A new study shows daily fish oil supplements improve omega-3 status better than sporadic consumption.
Most health-conscious people know long-chain omega-3 fatty acids EPA and DHA are among the best reasons for eating a diet rich in fatty fish including salmon, tuna, mackerel, or sardines. These biologically potent fatty acids contribute to optimal heart, brain, and immune function. Unfortunately, most Americans eat fish rich in these omega-3 fatty acids only sporadically, failing to meet even the 1 to 2 servings per week recommended by dietary and medical organizations.
One question left unanswered by this recommendation, however, is how eating fish rich in omega-3s once or twice a week compares with daily supplementation of omega-3s at increasing circulating and cellular concentrations within the body. Because this question has significant public policy and health implications, researchers from the United Kingdom carried out a 12-month randomized, double-blinded study to evaluate the effects of daily fish oil supplementation versus sporadic supplementation with an identical amount of EPA and DHA that would be consumed by two servings of fish per week.
In the study, researchers divided healthy males and females into one of two groups: the first group consumed 12 capsules per week (either one or two capsules per day) providing 6.54 grams of EPA and DHA combined, and a second group where individuals consumed the same 12 capsules per week providing the same dose of EPA and DHA, but only on two days each week (to mimic what happens when someone eats two oily-rich fish meals per week). So that neither group knew if they were receiving omega-3 supplements daily or only twice a week, the remaining capsules were filled with placebo oil.
To understand how both treatments raised omega-3 fatty acid concentrations over the 12-month study, the researchers measured concentrations in plasma, platelets (cell fragments that stop us from excessive bleeding), and immune cells. The researchers chose these samples deliberately because they provide a good indication of omega-3 fatty acid concentrations over short, medium, and long-term intake, respectively. The results indicated that while both groups had significant increases in cellular concentrations of EPA and DHA, the group that consumed the supplement daily had greater concentrations in their plasma and cells compared to the group that consumed their supplements only two days per week.

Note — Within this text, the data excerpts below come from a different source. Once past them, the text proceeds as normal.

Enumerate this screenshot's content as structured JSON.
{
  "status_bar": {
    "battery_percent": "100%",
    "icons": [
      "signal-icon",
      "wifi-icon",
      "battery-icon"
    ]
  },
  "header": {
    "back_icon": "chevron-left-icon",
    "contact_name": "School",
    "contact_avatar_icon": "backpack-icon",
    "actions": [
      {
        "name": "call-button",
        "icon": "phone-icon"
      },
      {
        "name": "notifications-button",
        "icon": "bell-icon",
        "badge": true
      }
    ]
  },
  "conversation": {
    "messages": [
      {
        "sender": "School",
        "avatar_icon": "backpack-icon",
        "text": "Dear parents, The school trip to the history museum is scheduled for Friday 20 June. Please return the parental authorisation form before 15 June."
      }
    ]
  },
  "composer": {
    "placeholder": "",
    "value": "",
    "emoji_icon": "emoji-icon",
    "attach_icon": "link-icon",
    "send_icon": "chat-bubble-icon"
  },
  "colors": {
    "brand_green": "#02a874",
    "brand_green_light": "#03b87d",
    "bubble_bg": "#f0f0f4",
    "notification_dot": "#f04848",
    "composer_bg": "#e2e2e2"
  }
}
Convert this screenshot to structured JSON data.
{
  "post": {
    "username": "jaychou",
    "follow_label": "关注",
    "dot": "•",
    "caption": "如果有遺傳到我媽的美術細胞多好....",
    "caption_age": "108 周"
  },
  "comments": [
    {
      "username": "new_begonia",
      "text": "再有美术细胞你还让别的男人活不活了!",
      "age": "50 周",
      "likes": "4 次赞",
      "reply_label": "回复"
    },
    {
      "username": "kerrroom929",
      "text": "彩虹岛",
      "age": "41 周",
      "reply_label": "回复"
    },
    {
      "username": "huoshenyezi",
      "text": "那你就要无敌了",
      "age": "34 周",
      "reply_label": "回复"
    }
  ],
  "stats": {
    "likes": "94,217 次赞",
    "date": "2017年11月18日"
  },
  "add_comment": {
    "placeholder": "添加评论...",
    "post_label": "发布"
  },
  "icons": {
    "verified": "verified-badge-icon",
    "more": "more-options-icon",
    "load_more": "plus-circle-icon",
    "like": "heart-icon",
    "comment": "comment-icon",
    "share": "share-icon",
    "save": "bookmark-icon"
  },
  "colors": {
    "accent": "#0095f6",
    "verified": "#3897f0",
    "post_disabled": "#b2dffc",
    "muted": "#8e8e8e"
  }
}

According to the authors, “This finding may have implications for the associated health benefits observed in continuous supplementation studies and suggests that the same dose of EPA and DHA achieved through sporadic oily fish consumption may have a lesser impact on EPA and DHA status.”
Take IsaOmega Supreme Daily and Eat More Fatty Fish
So what is the take-home message from this study? One major finding is that even the minority of Americans who consume 1 to 2 servings per week of fish rich in omega-3s incorporate these heart-healthy nutrients into their bodies less than those who take supplements of omega-3s daily. So, while eating more fish is recommended to obtain these fats, as well as other healthy nutrients such as proteins, vitamins, and minerals, it also cannot be ignored that fatty fish can be a major source of environmental toxins that accumulate in our bodies over decades, possibly leading to greater obesity and other metabolic dysfunctions
This is why, in addition to a greater dietary intake of omega-3 fatty acids from fish, daily supplementation with IsaOmega Supreme® is an excellent way to significantly increase these fatty acids in the body leading to better brain, immune, and of course, heart health. Beyond the omega-3 fatty acids, IsaOmega Supreme also contains a proprietary blend of other heart-healthy fatty acids from pomegranate, evening primrose, borage seed, and flax seed oils, and, unlike fatty fish, IsaOmega Supreme is rigorously tested and free of toxins such as heavy metals, dioxins, and other environmental pollutants.
Browning LM et al. Compared with Daily, Weekly n–3 PUFA Intake Affects the Incorporation of Eicosapentaenoic Acid and Docosahexaenoic Acid into Platelets and Mononuclear Cells in Humans. J Nutr. 2014 doi: 10.3945/jn.113.186346
Learn the three ways you can increase your metabolism and burn more calories.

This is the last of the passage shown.